Parents in the community are anxious for our school to open its doors.

Unfortunately, regardless of all of the parental support, community support, achievement data showing the great need for another educational option, and a well detailed plan to open and implement a new and innovative way to increase academic achievement for our at-risk community, our petition has failed to receive an approval.

This is a fail for our students...our future community members...our future society.

The team working on this project has over 60 years of cumulative experience working in education with at-risk students. We KNOW what is missing and how to engage at-risk students to enable them to achieve academic success. We know that our model will fill the voids left by the current educational model.

Education should be dynamic. However, this mindset don't necessarily translate well onto a plan or petition because most plans are expected to be written in a very traditional manner mirroring the current educational system. No two students are alike, yet the current system tries to educate them as if they were.

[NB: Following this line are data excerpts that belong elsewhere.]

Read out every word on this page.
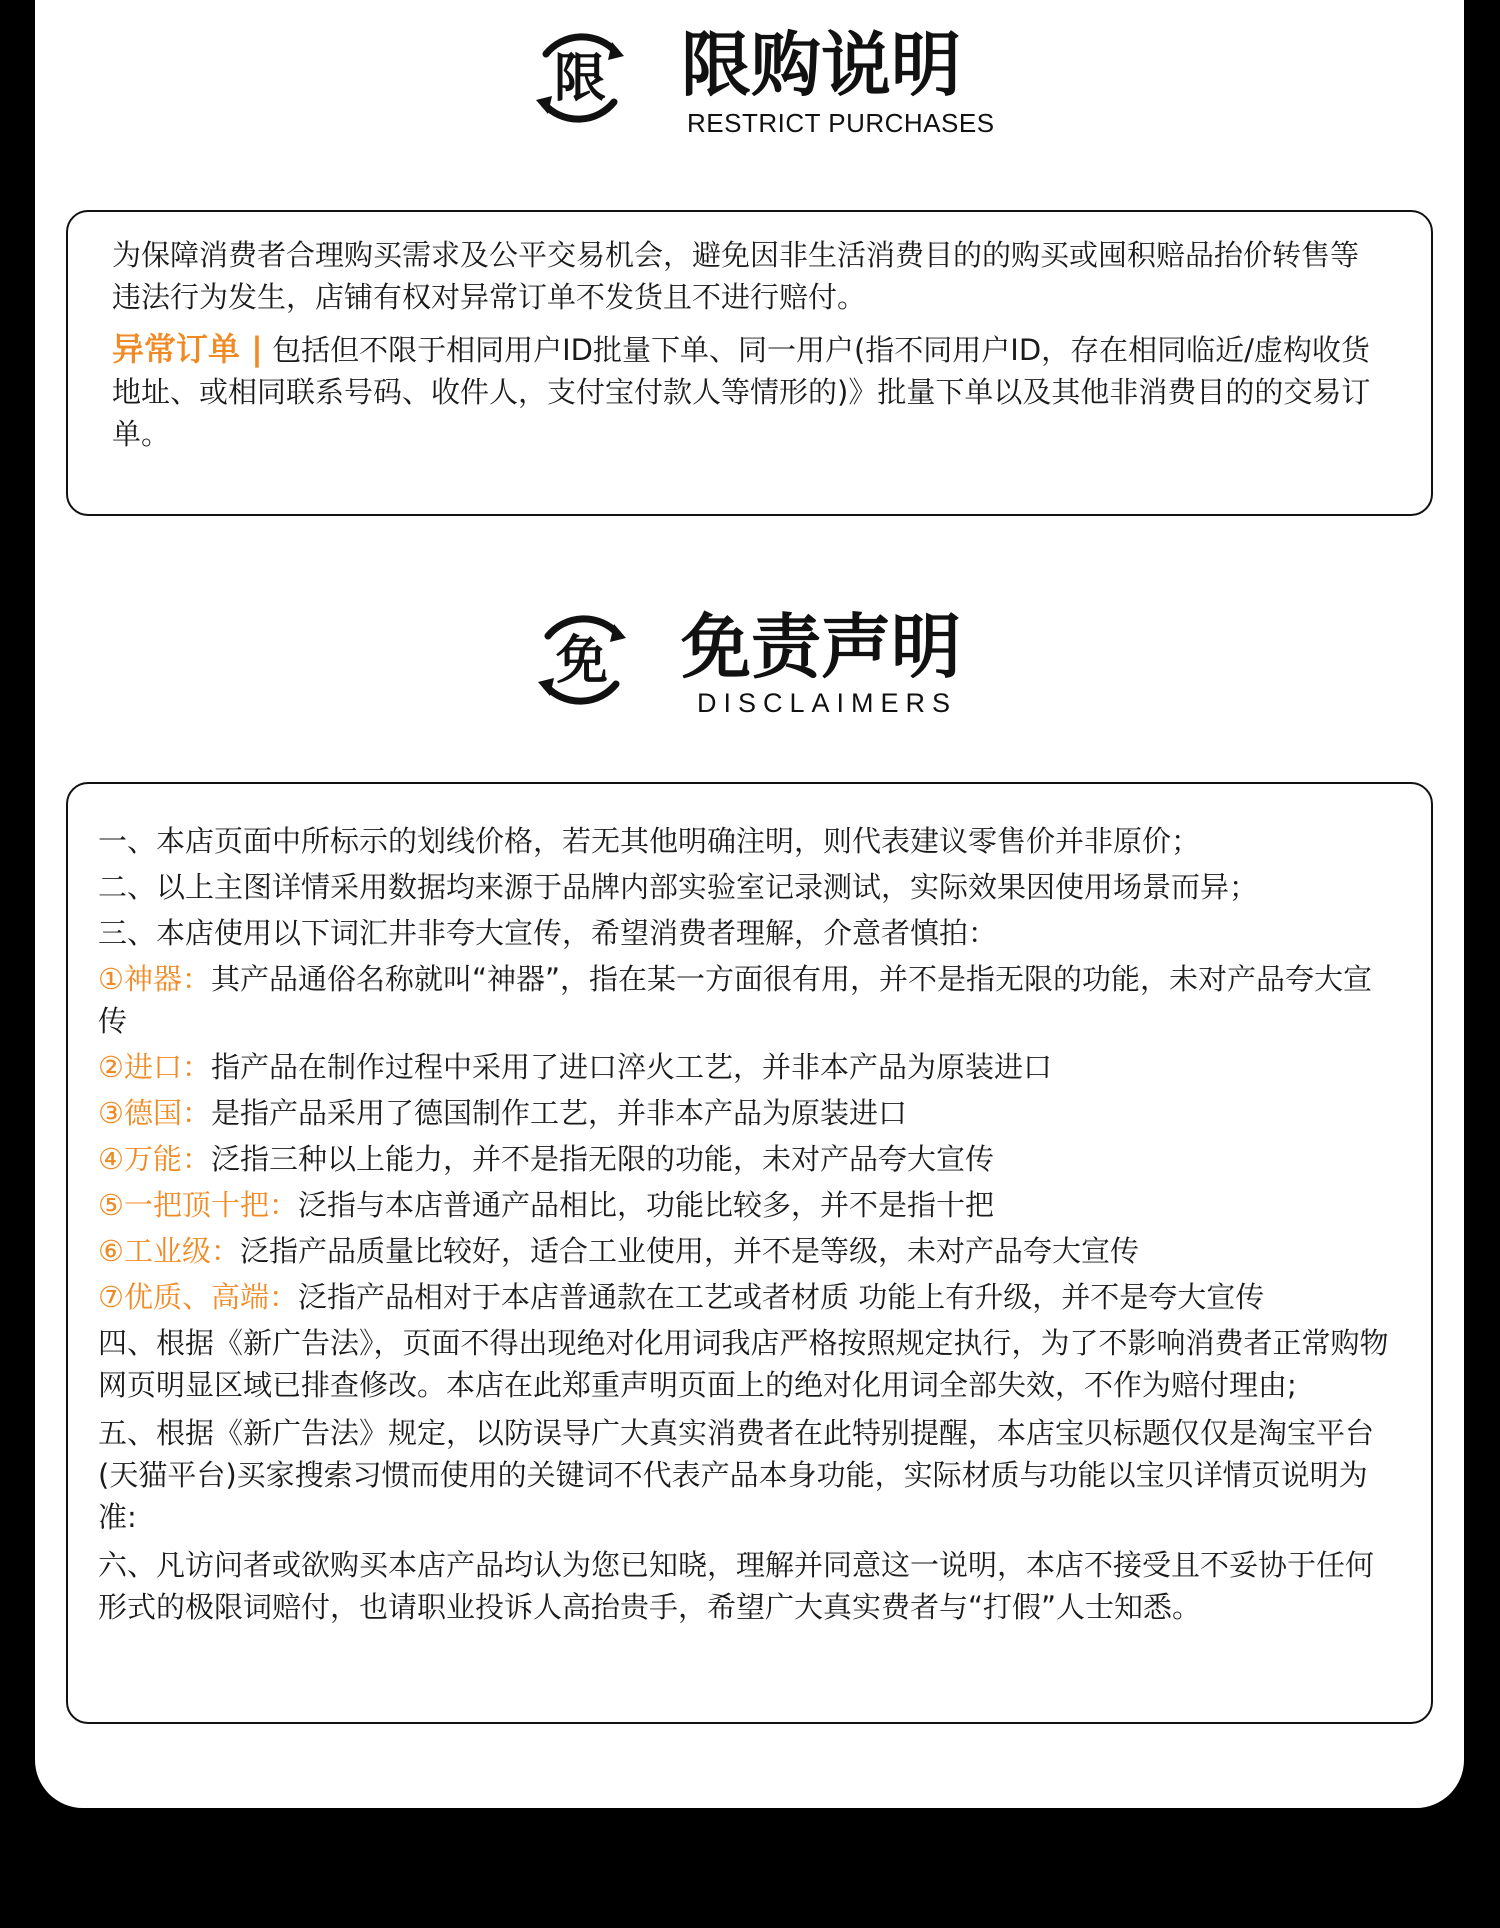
限 限购说明
RESTRICT PURCHASES

为保障消费者合理购买需求及公平交易机会，避免因非生活消费目的的购买或囤积赔品抬价转售等违法行为发生，店铺有权对异常订单不发货且不进行赔付。

异常订单 | 包括但不限于相同用户ID批量下单、同一用户(指不同用户ID，存在相同临近/虚构收货地址、或相同联系号码、收件人，支付宝付款人等情形的)》批量下单以及其他非消费目的的交易订单。

免 免责声明
DISCLAIMERS

一、本店页面中所标示的划线价格，若无其他明确注明，则代表建议零售价并非原价；

二、以上主图详情采用数据均来源于品牌内部实验室记录测试，实际效果因使用场景而异；

三、本店使用以下词汇井非夸大宣传，希望消费者理解，介意者慎拍：

①神器：其产品通俗名称就叫“神器”，指在某一方面很有用，并不是指无限的功能，未对产品夸大宣传

②进口：指产品在制作过程中采用了进口淬火工艺，并非本产品为原装进口

③德国：是指产品采用了德国制作工艺，并非本产品为原装进口

④万能：泛指三种以上能力，并不是指无限的功能，未对产品夸大宣传

⑤一把顶十把：泛指与本店普通产品相比，功能比较多，并不是指十把

⑥工业级：泛指产品质量比较好，适合工业使用，并不是等级，未对产品夸大宣传

⑦优质、高端：泛指产品相对于本店普通款在工艺或者材质 功能上有升级，并不是夸大宣传

四、根据《新广告法》，页面不得出现绝对化用词我店严格按照规定执行，为了不影响消费者正常购物网页明显区域已排查修改。本店在此郑重声明页面上的绝对化用词全部失效，不作为赔付理由;

五、根据《新广告法》规定，以防误导广大真实消费者在此特别提醒，本店宝贝标题仅仅是淘宝平台(天猫平台)买家搜索习惯而使用的关键词不代表产品本身功能，实际材质与功能以宝贝详情页说明为准:

六、凡访问者或欲购买本店产品均认为您已知晓，理解并同意这一说明，本店不接受且不妥协于任何形式的极限词赔付，也请职业投诉人高抬贵手，希望广大真实费者与“打假”人士知悉。
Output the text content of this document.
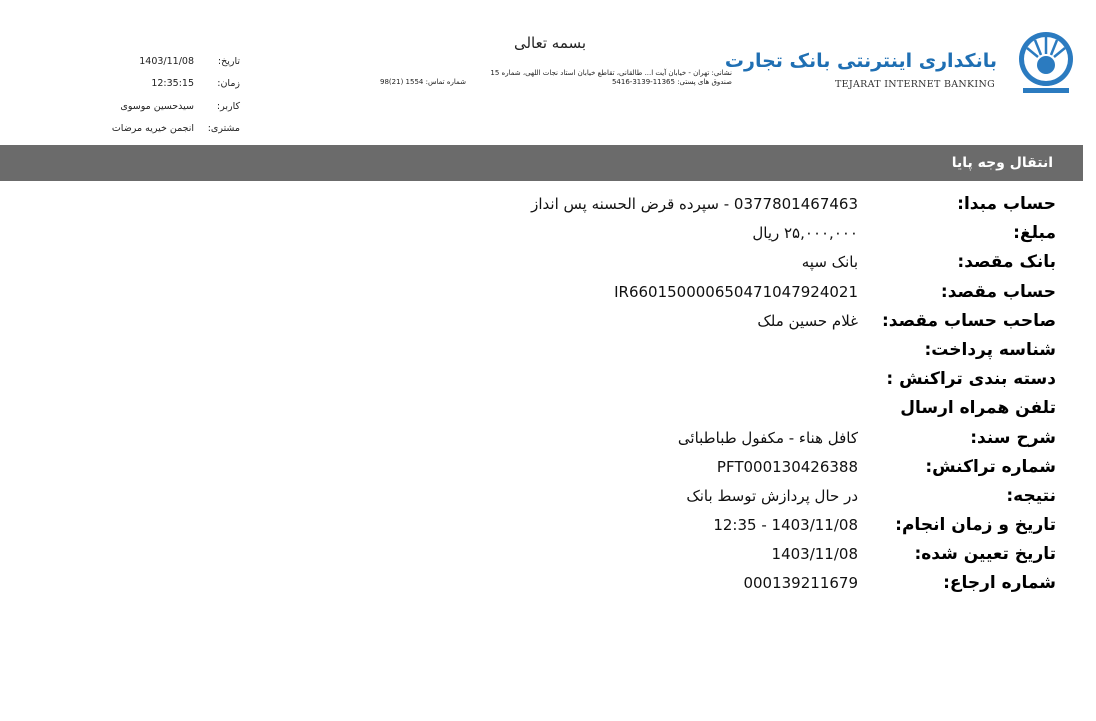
بانکداری اینترنتی بانک تجارت
TEJARAT INTERNET BANKING
بسمه تعالی
نشانی: تهران - خیابان آیت ا... طالقانی، تقاطع خیابان استاد نجات اللهی، شماره 15
صندوق های پستی: 11365-3139-5416
شماره تماس: 1554 (21)98
تاریخ:
1403/11/08
زمان:
12:35:15
کاربر:
سیدحسین موسوی
مشتری:
انجمن خیریه مرضات
انتقال وجه پایا
حساب مبدا:
0377801467463 - سپرده قرض الحسنه پس انداز
مبلغ:
۲۵,۰۰۰,۰۰۰ ریال
بانک مقصد:
بانک سپه
حساب مقصد:
IR660150000650471047924021
صاحب حساب مقصد:
غلام حسین ملک
شناسه پرداخت:
دسته بندی تراکنش :
تلفن همراه ارسال
شرح سند:
کافل هناء - مکفول طباطبائی
شماره تراکنش:
PFT000130426388
نتیجه:
در حال پردازش توسط بانک
تاریخ و زمان انجام:
1403/11/08 - 12:35
تاریخ تعیین شده:
1403/11/08
شماره ارجاع:
000139211679
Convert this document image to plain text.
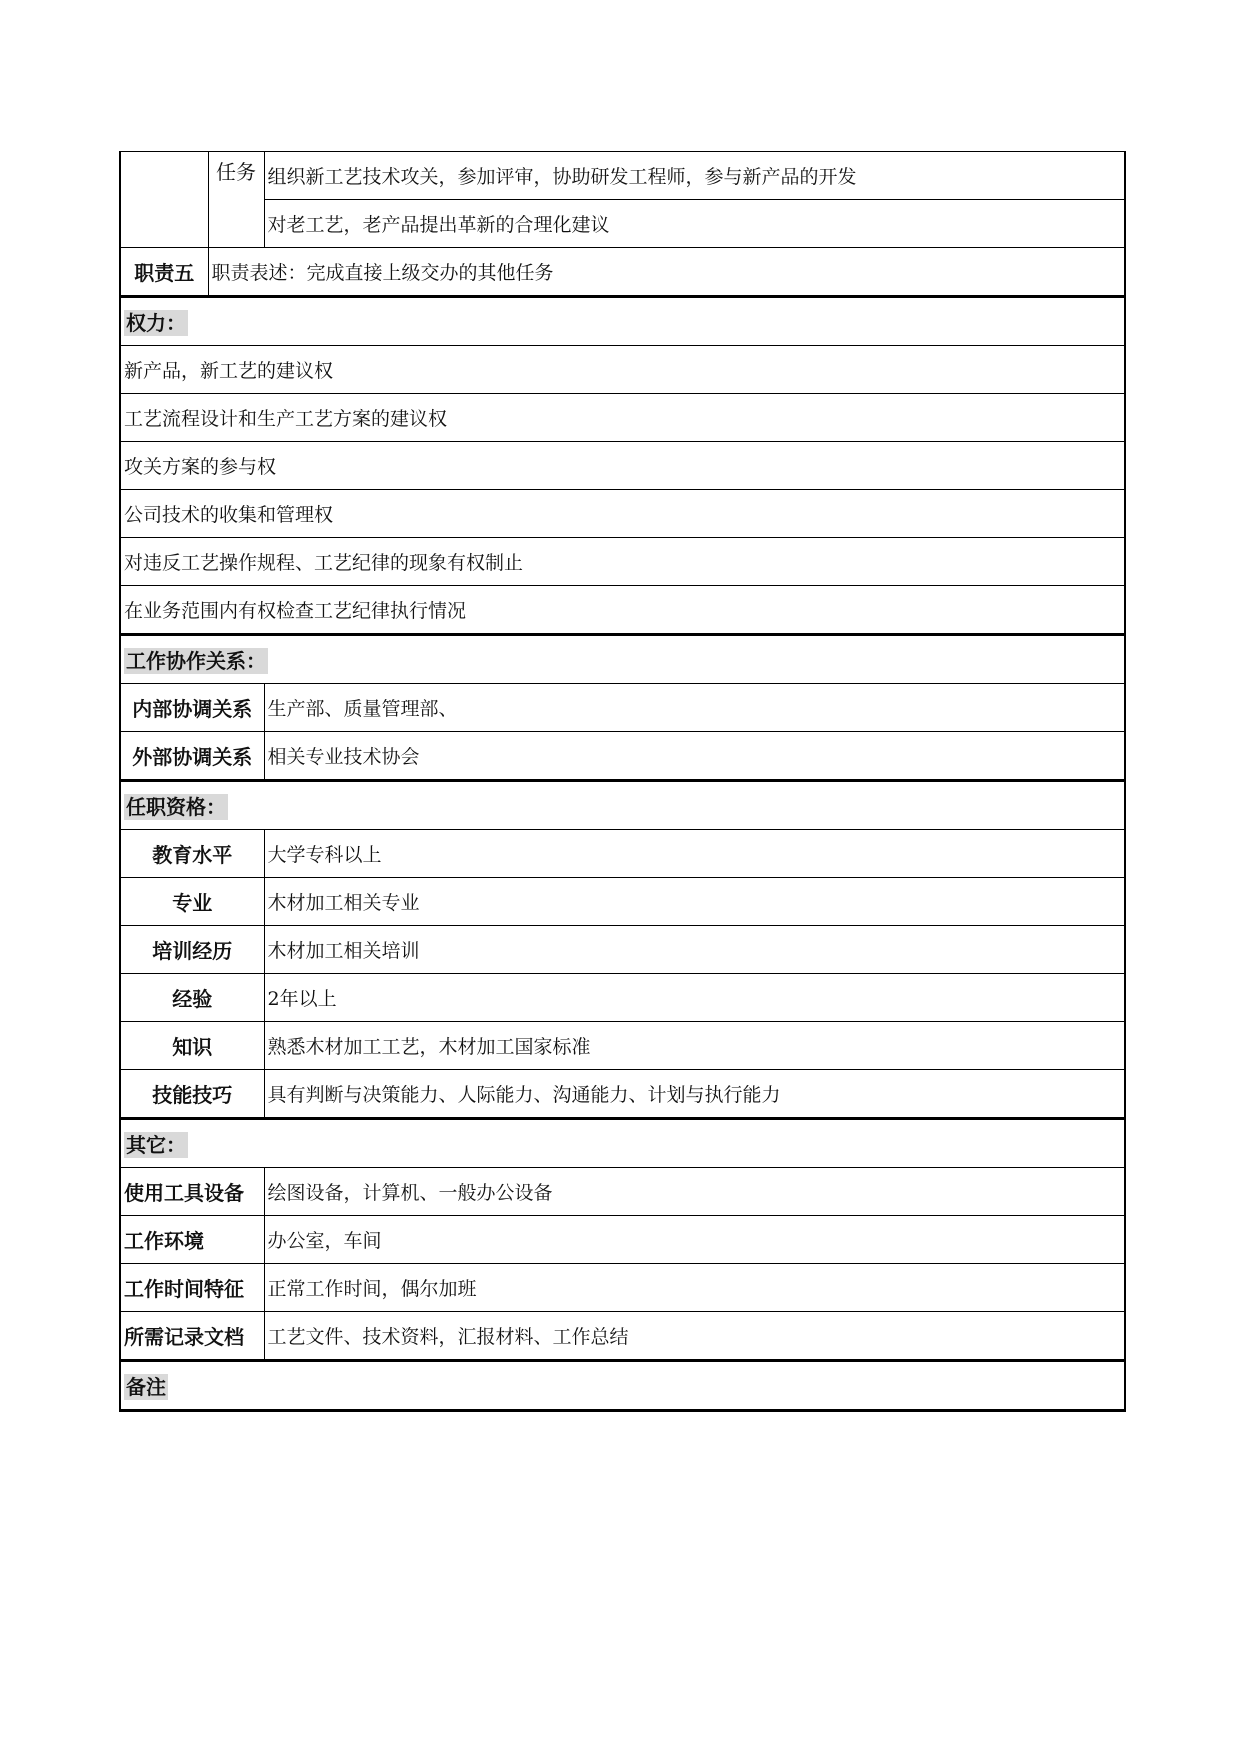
	任务	组织新工艺技术攻关，参加评审，协助研发工程师，参与新产品的开发
		对老工艺，老产品提出革新的合理化建议
职责五	职责表述：完成直接上级交办的其他任务	
权力：		
新产品，新工艺的建议权		
工艺流程设计和生产工艺方案的建议权		
攻关方案的参与权		
公司技术的收集和管理权		
对违反工艺操作规程、工艺纪律的现象有权制止		
在业务范围内有权检查工艺纪律执行情况		
工作协作关系：		
内部协调关系		生产部、质量管理部、
外部协调关系		相关专业技术协会
任职资格：		
教育水平		大学专科以上
专业		木材加工相关专业
培训经历		木材加工相关培训
经验		2年以上
知识		熟悉木材加工工艺，木材加工国家标准
技能技巧		具有判断与决策能力、人际能力、沟通能力、计划与执行能力
其它：		
使用工具设备		绘图设备，计算机、一般办公设备
工作环境		办公室，车间
工作时间特征		正常工作时间，偶尔加班
所需记录文档		工艺文件、技术资料，汇报材料、工作总结
备注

Our school will be able to adapt to the changing needs of the students and address their individual needs because of our school's culture. A culture that includes flexibility in adapting and teaching what the students need, when they need it. In other words, the teachers are adapting to the students, not the other way around. In addition, our small school's size will support a culture of relationship building with our students from kindergarten through sixth grade. This will enable teachers adapt to and support the great emotional needs many of our students must overcome before learning becomes a priority. There's no better way to explain it than to say that the education at our school will be dynamic.

We are willing, able and ready to demonstrate our capacity, and feel terrible that every year that passes, more students will continue to hate going to school, tune out, and then drop out. We have so many bright children who are falling through the cracks because their needs (both academic and emotional) are not being met.

We know we can make a positive difference ...if only our school was given a chance.